La Ciudad de México, ó el Distrito Federal, como se le conoce, es una población que hacina a más de veinte millones de personas entre los kilómetros que se expande la ciudad y su llamada zona conurbada que se extiende por el Estado de México.  Esto se dice rápido; pero, esos veintitantos millones de almas, tienen necesidades muy concretas de comida, agua, luz, vivienda... Hablar del estrés que se llega a vivir en una ciudad de estas características, es sencillamente inimaginable y, por supuesto, los niveles de inseguridad en ella, son altísimos.  Muy pocos son los afortunados ciudadanos que pueden decair que no han vivido aun la experiencia del asalto. Las calles de esta gran ciudad, en términos generales, son inseguras.  Por supuesto, unas más que otras.  Por ejemplo, las zonas en donde se cometen más de estos actos delictivos, son donde viven los ricos o sencillamente los pudientes.  La Ciudad de México, es un lugar de contrastes pues, al lado de los imponentes corporativos de Santa Fé, de los departamentos millonarios, existen las llamadas Ciudades Perdidas, verdaderos campamentos construidos con lámina de asbesto y cartón cuya miseria es vecina a la más opulenta e insultante riqueza..."

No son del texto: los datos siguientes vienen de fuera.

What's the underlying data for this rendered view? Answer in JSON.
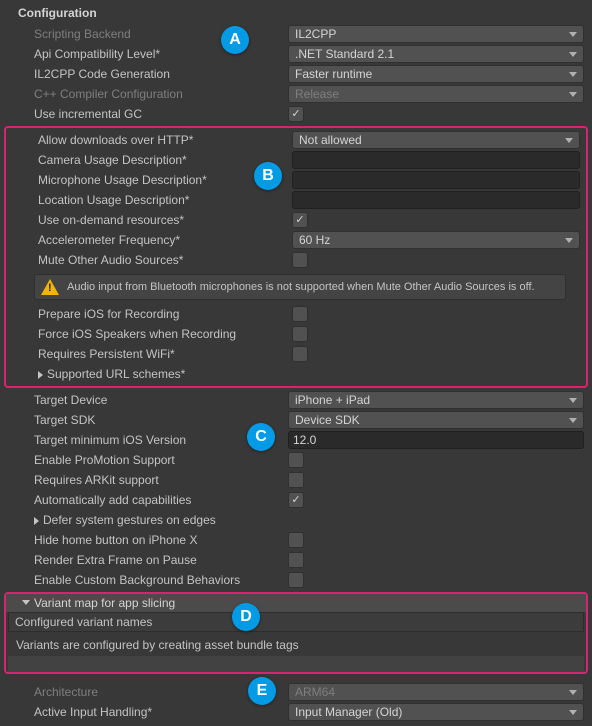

Y aquí quedó el texto ya que, en ese momento, llegó mi desayuno al que, sencillamente, no me pude resistir. Después, tomé fotos y, más tarde, me dedique a ver libros mientras me daba cuenta de que la sincronicidad realmente existe.  Y, por hoy, esto ha sido todo.  Regresaré otro día con otro tema cualquiera que exponer a tu crítica lectura.  Hasta entonces, me despido.